# After glue up, brads only or clamps too?



## wsommariva (Jan 3, 2010)

I always clamp glued joints when I don't use brads. But when I do glue and brad, do I need to clamp up also?


----------



## cabinetman (Jul 5, 2007)

wsommariva said:


> I always clamp glued joints when I don't use brads. But when I do glue and brad, do I need to clamp up also?


In some applications it isn't necessary. The brads will (are supposed to) keep the pieces from moving, but clamping brings pressure to the joint (the connection). You might say it's the best of both worlds.

Brads have a tiny little head, that may pull through the driven piece if the pieces are stressed away from each other. Clamping keeps that from happening.












 









.


----------



## wsommariva (Jan 3, 2010)

Ok, I'll clamp up. Thank you 

I need to buy a couple 50 inch clamps, maybe four.

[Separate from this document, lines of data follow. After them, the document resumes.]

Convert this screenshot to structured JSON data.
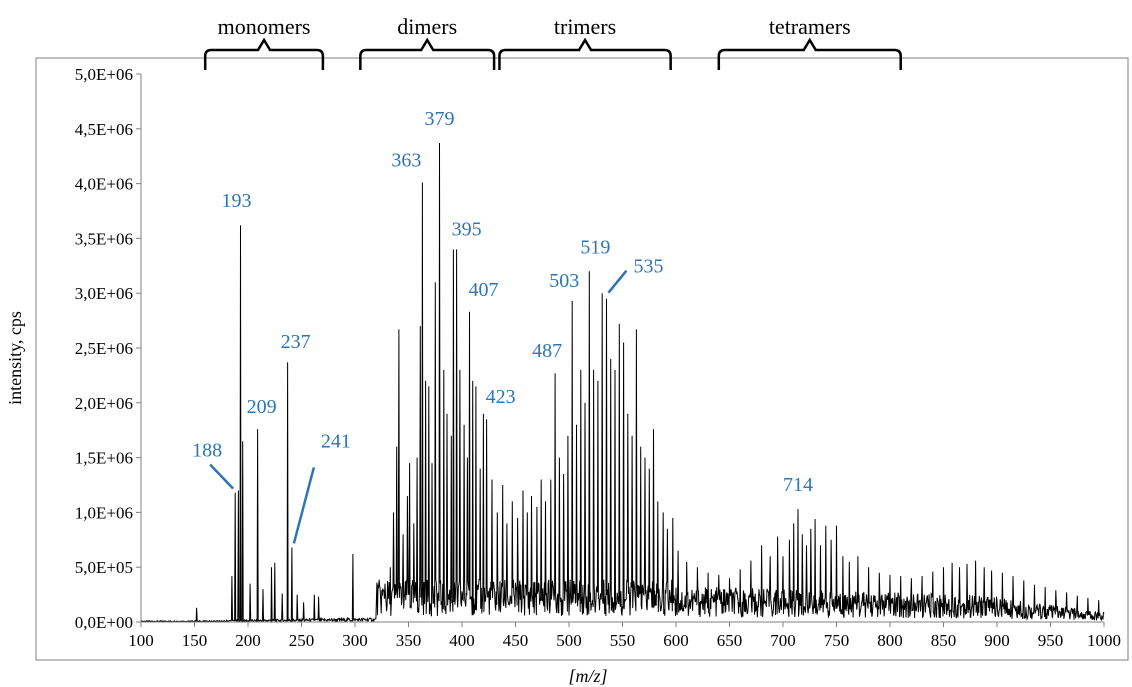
{
  "chart_data": {
    "type": "line",
    "title": "",
    "xlabel": "[m/z]",
    "ylabel": "intensity, cps",
    "xlim": [
      100,
      1000
    ],
    "ylim": [
      0,
      5000000
    ],
    "x_ticks": [
      100,
      150,
      200,
      250,
      300,
      350,
      400,
      450,
      500,
      550,
      600,
      650,
      700,
      750,
      800,
      850,
      900,
      950,
      1000
    ],
    "x_tick_labels": [
      "100",
      "150",
      "200",
      "250",
      "300",
      "350",
      "400",
      "450",
      "500",
      "550",
      "600",
      "650",
      "700",
      "750",
      "800",
      "850",
      "900",
      "950",
      "1000"
    ],
    "y_ticks": [
      0,
      500000,
      1000000,
      1500000,
      2000000,
      2500000,
      3000000,
      3500000,
      4000000,
      4500000,
      5000000
    ],
    "y_tick_labels": [
      "0,0E+00",
      "5,0E+05",
      "1,0E+06",
      "1,5E+06",
      "2,0E+06",
      "2,5E+06",
      "3,0E+06",
      "3,5E+06",
      "4,0E+06",
      "4,5E+06",
      "5,0E+06"
    ],
    "grid": false,
    "line_color": "#000000",
    "label_color": "#2e75b6",
    "groups": [
      {
        "name": "monomers",
        "from": 160,
        "to": 270
      },
      {
        "name": "dimers",
        "from": 305,
        "to": 430
      },
      {
        "name": "trimers",
        "from": 435,
        "to": 595
      },
      {
        "name": "tetramers",
        "from": 640,
        "to": 810
      }
    ],
    "peaks": [
      {
        "x": 152,
        "y": 130000
      },
      {
        "x": 185,
        "y": 420000
      },
      {
        "x": 188,
        "y": 1180000,
        "label": "188",
        "leader": true
      },
      {
        "x": 191,
        "y": 1200000
      },
      {
        "x": 193,
        "y": 3620000,
        "label": "193"
      },
      {
        "x": 195,
        "y": 1650000
      },
      {
        "x": 202,
        "y": 350000
      },
      {
        "x": 209,
        "y": 1760000,
        "label": "209"
      },
      {
        "x": 214,
        "y": 300000
      },
      {
        "x": 222,
        "y": 500000
      },
      {
        "x": 225,
        "y": 540000
      },
      {
        "x": 232,
        "y": 260000
      },
      {
        "x": 237,
        "y": 2370000,
        "label": "237"
      },
      {
        "x": 241,
        "y": 680000,
        "label": "241",
        "leader": true
      },
      {
        "x": 246,
        "y": 250000
      },
      {
        "x": 252,
        "y": 180000
      },
      {
        "x": 262,
        "y": 250000
      },
      {
        "x": 266,
        "y": 230000
      },
      {
        "x": 298,
        "y": 620000
      },
      {
        "x": 320,
        "y": 200000
      },
      {
        "x": 328,
        "y": 350000
      },
      {
        "x": 333,
        "y": 500000
      },
      {
        "x": 336,
        "y": 1000000
      },
      {
        "x": 339,
        "y": 1600000
      },
      {
        "x": 341,
        "y": 2670000
      },
      {
        "x": 345,
        "y": 800000
      },
      {
        "x": 349,
        "y": 1150000
      },
      {
        "x": 351,
        "y": 1450000
      },
      {
        "x": 355,
        "y": 900000
      },
      {
        "x": 358,
        "y": 1500000
      },
      {
        "x": 361,
        "y": 2700000
      },
      {
        "x": 363,
        "y": 4010000,
        "label": "363"
      },
      {
        "x": 366,
        "y": 2200000
      },
      {
        "x": 369,
        "y": 2150000
      },
      {
        "x": 372,
        "y": 1450000
      },
      {
        "x": 375,
        "y": 3100000
      },
      {
        "x": 379,
        "y": 4370000,
        "label": "379"
      },
      {
        "x": 383,
        "y": 2300000
      },
      {
        "x": 386,
        "y": 1900000
      },
      {
        "x": 390,
        "y": 1700000
      },
      {
        "x": 392,
        "y": 3400000
      },
      {
        "x": 395,
        "y": 3400000,
        "label": "395"
      },
      {
        "x": 398,
        "y": 2300000
      },
      {
        "x": 402,
        "y": 1800000
      },
      {
        "x": 405,
        "y": 1500000
      },
      {
        "x": 407,
        "y": 2830000,
        "label": "407"
      },
      {
        "x": 410,
        "y": 2200000
      },
      {
        "x": 413,
        "y": 2150000
      },
      {
        "x": 417,
        "y": 1400000
      },
      {
        "x": 420,
        "y": 1900000
      },
      {
        "x": 423,
        "y": 1850000,
        "label": "423"
      },
      {
        "x": 428,
        "y": 1300000
      },
      {
        "x": 433,
        "y": 1000000
      },
      {
        "x": 438,
        "y": 1250000
      },
      {
        "x": 442,
        "y": 900000
      },
      {
        "x": 447,
        "y": 1100000
      },
      {
        "x": 452,
        "y": 950000
      },
      {
        "x": 457,
        "y": 1200000
      },
      {
        "x": 461,
        "y": 1000000
      },
      {
        "x": 465,
        "y": 1150000
      },
      {
        "x": 470,
        "y": 1050000
      },
      {
        "x": 474,
        "y": 1300000
      },
      {
        "x": 478,
        "y": 1100000
      },
      {
        "x": 483,
        "y": 1300000
      },
      {
        "x": 487,
        "y": 2270000,
        "label": "487"
      },
      {
        "x": 491,
        "y": 1500000
      },
      {
        "x": 495,
        "y": 1350000
      },
      {
        "x": 499,
        "y": 1700000
      },
      {
        "x": 503,
        "y": 2930000,
        "label": "503"
      },
      {
        "x": 507,
        "y": 1800000
      },
      {
        "x": 511,
        "y": 2300000
      },
      {
        "x": 515,
        "y": 2000000
      },
      {
        "x": 519,
        "y": 3200000,
        "label": "519"
      },
      {
        "x": 523,
        "y": 2300000
      },
      {
        "x": 527,
        "y": 2200000
      },
      {
        "x": 531,
        "y": 3000000
      },
      {
        "x": 535,
        "y": 2950000,
        "label": "535",
        "leader": true
      },
      {
        "x": 539,
        "y": 2400000
      },
      {
        "x": 543,
        "y": 2300000
      },
      {
        "x": 547,
        "y": 2720000
      },
      {
        "x": 551,
        "y": 2550000
      },
      {
        "x": 555,
        "y": 1900000
      },
      {
        "x": 559,
        "y": 1700000
      },
      {
        "x": 563,
        "y": 2670000
      },
      {
        "x": 567,
        "y": 1600000
      },
      {
        "x": 571,
        "y": 1500000
      },
      {
        "x": 575,
        "y": 1400000
      },
      {
        "x": 579,
        "y": 1760000
      },
      {
        "x": 583,
        "y": 1100000
      },
      {
        "x": 588,
        "y": 1000000
      },
      {
        "x": 592,
        "y": 850000
      },
      {
        "x": 597,
        "y": 950000
      },
      {
        "x": 602,
        "y": 650000
      },
      {
        "x": 610,
        "y": 550000
      },
      {
        "x": 620,
        "y": 500000
      },
      {
        "x": 630,
        "y": 450000
      },
      {
        "x": 640,
        "y": 430000
      },
      {
        "x": 650,
        "y": 400000
      },
      {
        "x": 660,
        "y": 480000
      },
      {
        "x": 670,
        "y": 560000
      },
      {
        "x": 680,
        "y": 700000
      },
      {
        "x": 688,
        "y": 600000
      },
      {
        "x": 695,
        "y": 780000
      },
      {
        "x": 700,
        "y": 600000
      },
      {
        "x": 706,
        "y": 750000
      },
      {
        "x": 710,
        "y": 900000
      },
      {
        "x": 714,
        "y": 1030000,
        "label": "714"
      },
      {
        "x": 718,
        "y": 800000
      },
      {
        "x": 722,
        "y": 700000
      },
      {
        "x": 726,
        "y": 850000
      },
      {
        "x": 730,
        "y": 940000
      },
      {
        "x": 735,
        "y": 700000
      },
      {
        "x": 740,
        "y": 880000
      },
      {
        "x": 745,
        "y": 750000
      },
      {
        "x": 750,
        "y": 880000
      },
      {
        "x": 756,
        "y": 600000
      },
      {
        "x": 762,
        "y": 550000
      },
      {
        "x": 770,
        "y": 600000
      },
      {
        "x": 780,
        "y": 500000
      },
      {
        "x": 790,
        "y": 450000
      },
      {
        "x": 800,
        "y": 430000
      },
      {
        "x": 810,
        "y": 420000
      },
      {
        "x": 820,
        "y": 400000
      },
      {
        "x": 830,
        "y": 420000
      },
      {
        "x": 840,
        "y": 460000
      },
      {
        "x": 850,
        "y": 500000
      },
      {
        "x": 858,
        "y": 540000
      },
      {
        "x": 865,
        "y": 500000
      },
      {
        "x": 872,
        "y": 530000
      },
      {
        "x": 880,
        "y": 560000
      },
      {
        "x": 888,
        "y": 500000
      },
      {
        "x": 895,
        "y": 470000
      },
      {
        "x": 905,
        "y": 450000
      },
      {
        "x": 915,
        "y": 420000
      },
      {
        "x": 925,
        "y": 380000
      },
      {
        "x": 935,
        "y": 340000
      },
      {
        "x": 945,
        "y": 320000
      },
      {
        "x": 955,
        "y": 290000
      },
      {
        "x": 965,
        "y": 270000
      },
      {
        "x": 975,
        "y": 240000
      },
      {
        "x": 985,
        "y": 220000
      },
      {
        "x": 995,
        "y": 200000
      }
    ]
  }
}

Any recommendations for quality clamps?


----------



## cabinetman (Jul 5, 2007)

wsommariva said:


> Ok, I'll clamp up. Thank you
> 
> I need to buy a couple 50 inch clamps, maybe four. Any recommendations for quality clamps?


Your least expensive clamp would be pipe type clamps for either a ½" or ¾" pipe. I would suggest you start out with them.












 









.


----------



## wsommariva (Jan 3, 2010)

I have two pipe clamps that are about 50 years old or so and they work great. I'll add a few more.

Thanks once again.


----------



## Drew Nyman (Jan 4, 2011)

Try to avoid the brads in all cases unless you wish to waste time filling holes


----------



## wsommariva (Jan 3, 2010)

I got a pocket screw jig for Christmas. Should cut down on glue and brads.


----------



## cabinetman (Jul 5, 2007)

wsommariva said:


> I got a pocket screw jig for Christmas. Should cut down on glue and brads.



I can't say I'm glad for ya. A better gift would be a book on traditional joinery (with pictures and arrows).:yes:












 









.


----------



## wsommariva (Jan 3, 2010)

I did get a book. It's not great. And a subscription to Woodcraft Magazine.


----------



## Cliff (Feb 5, 2012)

Clamp it. Besides brads are satan's spawn, They will cause you twenty years of bad luck. Your dog will get the mange if you use brads. The neighbors will storm your house in the middle of the night with pitchforks and torches.


----------